News story

New Heritage Lottery Funding for First World War projects

Minister Helen Grant pledges £51,100

This was published under the 2010 to 2015 Conservative and Liberal Democrat coalition government
Helen Grant MP

Helen Grant MP

Helen Grant the Minister for Sport, Tourism and Equalities has announced £51,100 of Heritage Lottery Funding for new First World War projects across the North West.

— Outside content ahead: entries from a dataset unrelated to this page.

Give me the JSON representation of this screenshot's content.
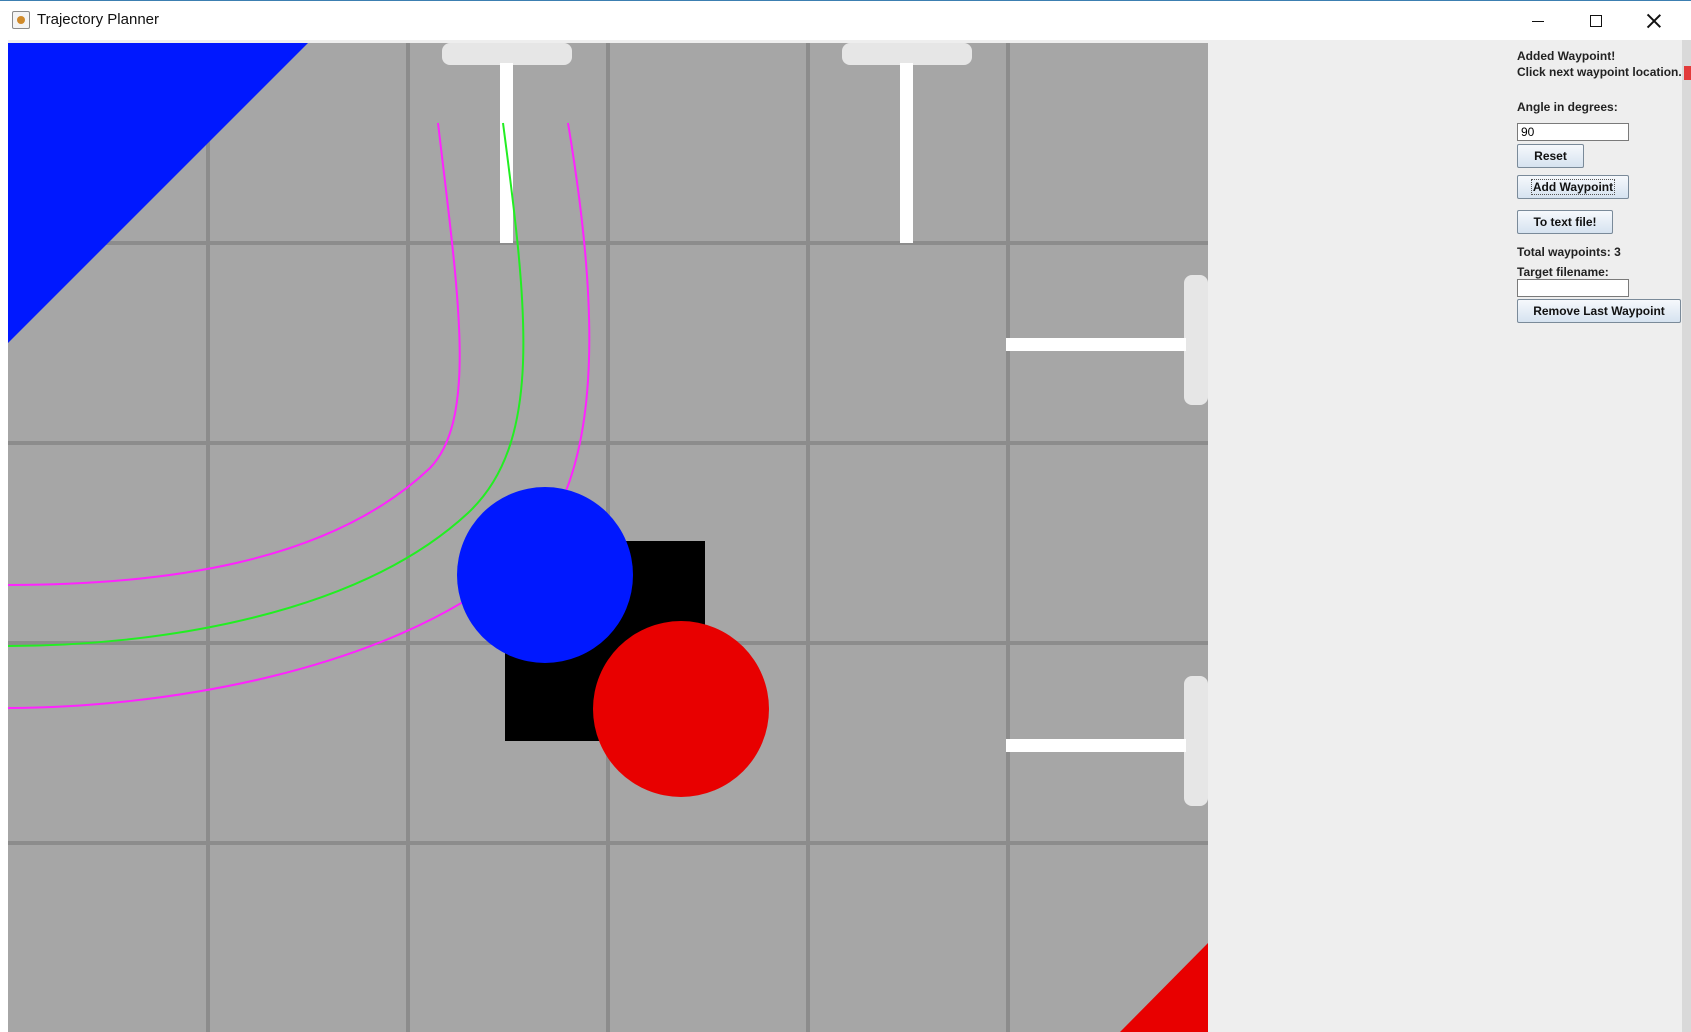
{
  "window": {
    "title": "Trajectory Planner",
    "icon": "java-cup-icon",
    "controls": {
      "minimize": "minimize-icon",
      "maximize": "maximize-icon",
      "close": "close-icon"
    }
  },
  "panel": {
    "status_line1": "Added Waypoint!",
    "status_line2": "Click next waypoint location.",
    "angle_label": "Angle in degrees:",
    "angle_value": "90",
    "reset_label": "Reset",
    "add_waypoint_label": "Add Waypoint",
    "to_text_file_label": "To text file!",
    "total_waypoints": "Total waypoints: 3",
    "target_filename_label": "Target filename:",
    "target_filename_value": "",
    "remove_last_label": "Remove Last Waypoint"
  },
  "field": {
    "colors": {
      "tile": "#a6a6a6",
      "grid_line": "#8c8c8c",
      "blue_zone": "#0018ff",
      "red_zone": "#e80000",
      "robot_body": "#000000",
      "blue_robot": "#0018ff",
      "red_robot": "#e80000",
      "path_center": "#22ee22",
      "path_edge": "#ff22ff",
      "barrier": "#ffffff",
      "dock": "#e6e6e6"
    }
  }
}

The six First World War projects in Lancashire and Greater Manchester will include:

  • commemorations of Victoria Cross holder, Lt. Colonel J.E.Grimshaw by his local community;

  • a Memorial garden and documentary dedicated to 10 boys from Blackburn Orphanage who were killed during the First World War;

  • a poetry film project by the local community, a historian, an award winning poet and a film maker, participants will use collected artifacts, photographs and memorabilia to create a special poem to mark the Centenary in 2014;

  • the St James War Memorial Project of St James in the City, Liverpool, will work with local people to discover the First World War history of the names of 144 men listed on two lost war memorials originally based at the church;

  • the restoration of a wooden First World War memorial by local volunteers that commemorates the teachers and former pupils of Ashton Grammar school who lost their lives during the conflict;

  • a volunteer led project that will restore, maintain and explore the stories behind hundreds of war graves and memorials in Bacup Cemetery in Rossendale, Lancashire.

This funding is part of the £34 million already invested by the Heritage Lottery Fund into heritage projects across the country to mark the Centenary of the First World War.

Helen Grant said:

Next year’s First World War centenary will see the whole of the UK come together to remember that conflict, the sacrifices made and the profound impact it had on the world and every aspect of life in the years that followed. There’ll be massive national moments of remembrance and reflection and thousands of smaller projects bringing it alive for local communities.

These Heritage Lottery Fund grants are brilliant examples of the huge variety of things that will take place. Each one small in itself, but when seen as a whole, creating a priceless resource for the whole country, and for today’s young people in particular.

This HLF grant scheme is a wonderful use of National Lottery money, helping make worthwhile things happen that quite simply could not get off the ground without it.